JOURNAL OF THE FACULTY OF ENGINEERING AND ARCHITECTURE OF GAZI UNIVERSITY, vol.36, no.2, pp.823-839, 2021 (SCI-Expanded) identifier identifier

  • Publication Type: Article / Article
  • Volume: 36 Issue: 2
  • Publication Date: 2021
  • Doi Number: 10.17341/gazimmfd.660960
  • Journal Indexes: Science Citation Index Expanded (SCI-EXPANDED), Scopus, Academic Search Premier, Art Source, Compendex, TR DİZİN (ULAKBİM)

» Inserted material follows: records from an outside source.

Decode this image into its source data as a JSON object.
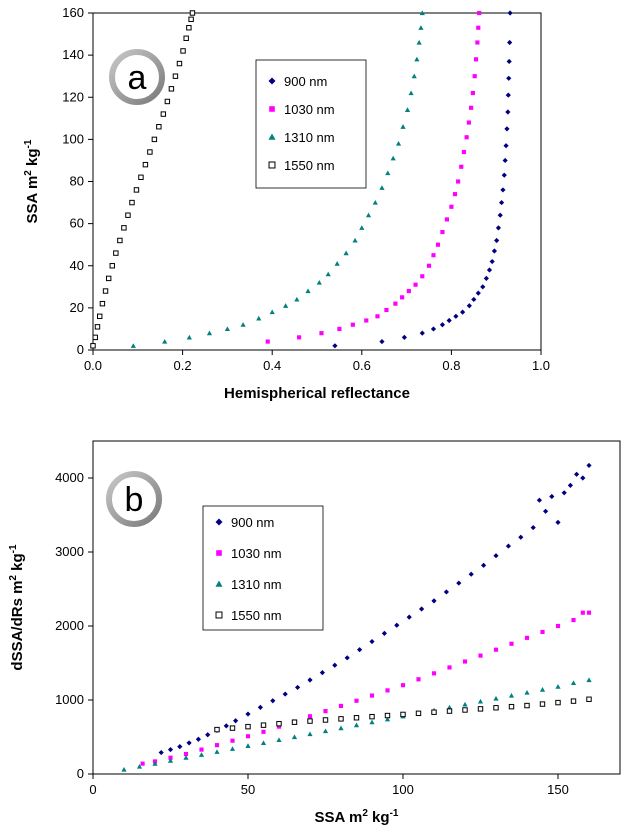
{
  "chart_data": [
    {
      "type": "scatter",
      "panel_label": "a",
      "xlabel": "Hemispherical reflectance",
      "ylabel": "SSA  m",
      "ylabel_unit_kg": " kg",
      "ylabel_sup_m": "2",
      "ylabel_sup_kg": "-1",
      "xlim": [
        0.0,
        1.0
      ],
      "ylim": [
        0,
        160
      ],
      "xticks": [
        "0.0",
        "0.2",
        "0.4",
        "0.6",
        "0.8",
        "1.0"
      ],
      "yticks": [
        "0",
        "20",
        "40",
        "60",
        "80",
        "100",
        "120",
        "140",
        "160"
      ],
      "legend_position": "upper-center",
      "series": [
        {
          "name": "900 nm",
          "color": "#000080",
          "marker": "diamond",
          "x": [
            0.54,
            0.645,
            0.695,
            0.735,
            0.76,
            0.78,
            0.795,
            0.81,
            0.825,
            0.84,
            0.85,
            0.86,
            0.87,
            0.878,
            0.885,
            0.891,
            0.896,
            0.901,
            0.905,
            0.909,
            0.912,
            0.915,
            0.918,
            0.92,
            0.922,
            0.924,
            0.926,
            0.927,
            0.928,
            0.929,
            0.93,
            0.931
          ],
          "y": [
            2,
            4,
            6,
            8,
            10,
            12,
            14,
            16,
            18,
            21,
            24,
            27,
            30,
            34,
            38,
            42,
            47,
            52,
            58,
            64,
            70,
            76,
            83,
            90,
            97,
            105,
            113,
            121,
            129,
            137,
            146,
            160
          ]
        },
        {
          "name": "1030 nm",
          "color": "#FF00FF",
          "marker": "square",
          "x": [
            0.39,
            0.46,
            0.51,
            0.55,
            0.58,
            0.61,
            0.635,
            0.655,
            0.675,
            0.69,
            0.705,
            0.72,
            0.735,
            0.75,
            0.76,
            0.77,
            0.78,
            0.79,
            0.8,
            0.808,
            0.815,
            0.822,
            0.828,
            0.834,
            0.839,
            0.844,
            0.848,
            0.852,
            0.855,
            0.858,
            0.86,
            0.862
          ],
          "y": [
            4,
            6,
            8,
            10,
            12,
            14,
            16,
            19,
            22,
            25,
            28,
            31,
            35,
            40,
            45,
            50,
            56,
            62,
            68,
            74,
            80,
            87,
            94,
            101,
            108,
            115,
            122,
            130,
            138,
            146,
            153,
            160
          ]
        },
        {
          "name": "1310 nm",
          "color": "#008080",
          "marker": "triangle",
          "x": [
            0.09,
            0.16,
            0.215,
            0.26,
            0.3,
            0.335,
            0.37,
            0.4,
            0.43,
            0.455,
            0.48,
            0.505,
            0.525,
            0.545,
            0.565,
            0.585,
            0.6,
            0.615,
            0.63,
            0.645,
            0.658,
            0.67,
            0.682,
            0.692,
            0.702,
            0.71,
            0.717,
            0.723,
            0.728,
            0.732,
            0.735
          ],
          "y": [
            2,
            4,
            6,
            8,
            10,
            12,
            15,
            18,
            21,
            24,
            28,
            32,
            36,
            41,
            46,
            52,
            58,
            64,
            70,
            77,
            84,
            91,
            98,
            106,
            114,
            122,
            130,
            138,
            146,
            153,
            160
          ]
        },
        {
          "name": "1550 nm",
          "color": "#000000",
          "marker": "open-square",
          "x": [
            0.0,
            0.005,
            0.01,
            0.015,
            0.021,
            0.028,
            0.035,
            0.043,
            0.051,
            0.06,
            0.069,
            0.078,
            0.087,
            0.097,
            0.107,
            0.117,
            0.127,
            0.137,
            0.147,
            0.157,
            0.166,
            0.175,
            0.184,
            0.193,
            0.201,
            0.208,
            0.214,
            0.219,
            0.222
          ],
          "y": [
            2,
            6,
            11,
            16,
            22,
            28,
            34,
            40,
            46,
            52,
            58,
            64,
            70,
            76,
            82,
            88,
            94,
            100,
            106,
            112,
            118,
            124,
            130,
            136,
            142,
            148,
            153,
            157,
            160
          ]
        }
      ]
    },
    {
      "type": "scatter",
      "panel_label": "b",
      "xlabel": "SSA   m",
      "xlabel_unit_kg": " kg",
      "xlabel_sup_m": "2",
      "xlabel_sup_kg": "-1",
      "ylabel": "dSSA/dRs  m",
      "ylabel_unit_kg": " kg",
      "ylabel_sup_m": "2",
      "ylabel_sup_kg": "-1",
      "xlim": [
        0,
        170
      ],
      "ylim": [
        0,
        4500
      ],
      "xticks": [
        "0",
        "50",
        "100",
        "150"
      ],
      "yticks": [
        "0",
        "1000",
        "2000",
        "3000",
        "4000"
      ],
      "legend_position": "upper-left",
      "series": [
        {
          "name": "900 nm",
          "color": "#000080",
          "marker": "diamond",
          "x": [
            22,
            25,
            28,
            31,
            34,
            37,
            40,
            43,
            46,
            50,
            54,
            58,
            62,
            66,
            70,
            74,
            78,
            82,
            86,
            90,
            94,
            98,
            102,
            106,
            110,
            114,
            118,
            122,
            126,
            130,
            134,
            138,
            142,
            144,
            146,
            148,
            150,
            152,
            154,
            156,
            158,
            160
          ],
          "y": [
            290,
            330,
            370,
            420,
            470,
            530,
            590,
            650,
            720,
            810,
            900,
            990,
            1080,
            1170,
            1270,
            1370,
            1470,
            1570,
            1680,
            1790,
            1900,
            2010,
            2120,
            2230,
            2340,
            2460,
            2580,
            2700,
            2820,
            2950,
            3080,
            3200,
            3330,
            3700,
            3550,
            3750,
            3400,
            3800,
            3900,
            4050,
            4000,
            4170
          ]
        },
        {
          "name": "1030 nm",
          "color": "#FF00FF",
          "marker": "square",
          "x": [
            16,
            20,
            25,
            30,
            35,
            40,
            45,
            50,
            55,
            60,
            65,
            70,
            75,
            80,
            85,
            90,
            95,
            100,
            105,
            110,
            115,
            120,
            125,
            130,
            135,
            140,
            145,
            150,
            155,
            158,
            160
          ],
          "y": [
            140,
            170,
            220,
            270,
            330,
            390,
            450,
            510,
            570,
            640,
            710,
            780,
            850,
            920,
            990,
            1060,
            1130,
            1200,
            1280,
            1360,
            1440,
            1520,
            1600,
            1680,
            1760,
            1840,
            1920,
            2000,
            2080,
            2180,
            2180
          ]
        },
        {
          "name": "1310 nm",
          "color": "#008080",
          "marker": "triangle",
          "x": [
            10,
            15,
            20,
            25,
            30,
            35,
            40,
            45,
            50,
            55,
            60,
            65,
            70,
            75,
            80,
            85,
            90,
            95,
            100,
            105,
            110,
            115,
            120,
            125,
            130,
            135,
            140,
            145,
            150,
            155,
            160
          ],
          "y": [
            60,
            100,
            140,
            180,
            220,
            260,
            300,
            340,
            380,
            420,
            460,
            500,
            540,
            580,
            620,
            660,
            700,
            740,
            780,
            820,
            860,
            900,
            940,
            980,
            1020,
            1060,
            1100,
            1140,
            1180,
            1230,
            1270
          ]
        },
        {
          "name": "1550 nm",
          "color": "#000000",
          "marker": "open-square",
          "x": [
            40,
            45,
            50,
            55,
            60,
            65,
            70,
            75,
            80,
            85,
            90,
            95,
            100,
            105,
            110,
            115,
            120,
            125,
            130,
            135,
            140,
            145,
            150,
            155,
            160
          ],
          "y": [
            600,
            620,
            640,
            660,
            680,
            700,
            715,
            730,
            745,
            760,
            775,
            790,
            805,
            820,
            835,
            850,
            865,
            880,
            895,
            910,
            925,
            945,
            965,
            985,
            1010
          ]
        }
      ]
    }
  ]
}
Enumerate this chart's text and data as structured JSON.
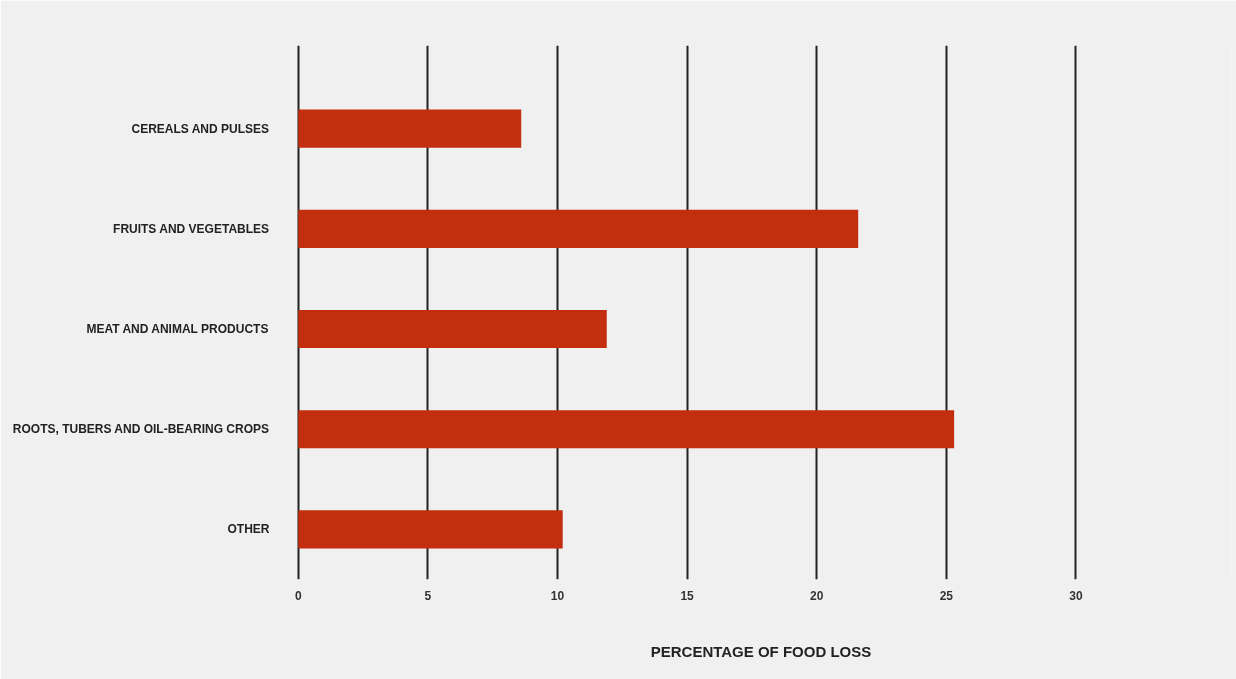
{
  "chart_data": {
    "type": "bar",
    "orientation": "horizontal",
    "categories": [
      "CEREALS AND PULSES",
      "FRUITS AND VEGETABLES",
      "MEAT AND ANIMAL PRODUCTS",
      "ROOTS, TUBERS AND OIL-BEARING CROPS",
      "OTHER"
    ],
    "values": [
      8.6,
      21.6,
      11.9,
      25.3,
      10.2
    ],
    "color": "#c22e0e",
    "xlim": [
      -0.3,
      36
    ],
    "xticks": [
      0,
      5,
      10,
      15,
      20,
      25,
      30
    ],
    "xlabel": "PERCENTAGE OF FOOD LOSS",
    "grid": "x"
  }
}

  • Page Numbers: pp.823-839
  • Keywords: Tour scheduling problem, meta-heuristic, mat-heuristic, flexible scheduling policies, BRANCH-AND-PRICE, SIMULATED ANNEALING APPROACH, BENDERS DECOMPOSITION, SHIFT SCHEDULES, WORK FORCE, LABOR, PERSONNEL, MODEL, FLEXIBILITY, SYSTEM
  • Dokuz Eylül University Affiliated: Yes


In service systems such as hospitals, banks, restaurants, airports, supermarkets, call centers, where customer demand changes during the day and between business days, the issue of how to schedule the employees is of great importance. The purpose of personnel scheduling in such systems is to assign the personnel at the required time and with the minimum number / minimum cost to provide a certain level of service. This personnel scheduling problem is called Personnel Tour Scheduling Problem (TSP) in the related literature. When the TSP is solved, the personnel schedules, i.e. tour schedules, which meet the personnel requirement according to customer demand varying during the day and between business days, are obtained in the relevant scheduling period. Service systems implement flexible scheduling policies such as, Flexible Shift Start Times (FSST), Shift Start Time Band (SSTB), Break Time Windows (BTW), Different Shift Lengths (DSL) / Working Day Patterns (WDP), Part Time Personnel (PTP), to create lower cost personnel schedules. The main purpose of this study is to develop a general solution method for the TSP that deals with these flexible scheduling policies simultaneously. For this purpose, a metaheuristic algorithm based on mathematical programming (mat-heuristic) has been developed which can produce good solutions within appropriate computational times for the TSP including the mentioned characteristics. Then, the effectiveness of the proposed solution method has been tested by computational analysis. The results show that the developed method can be used effectively in solving such problems.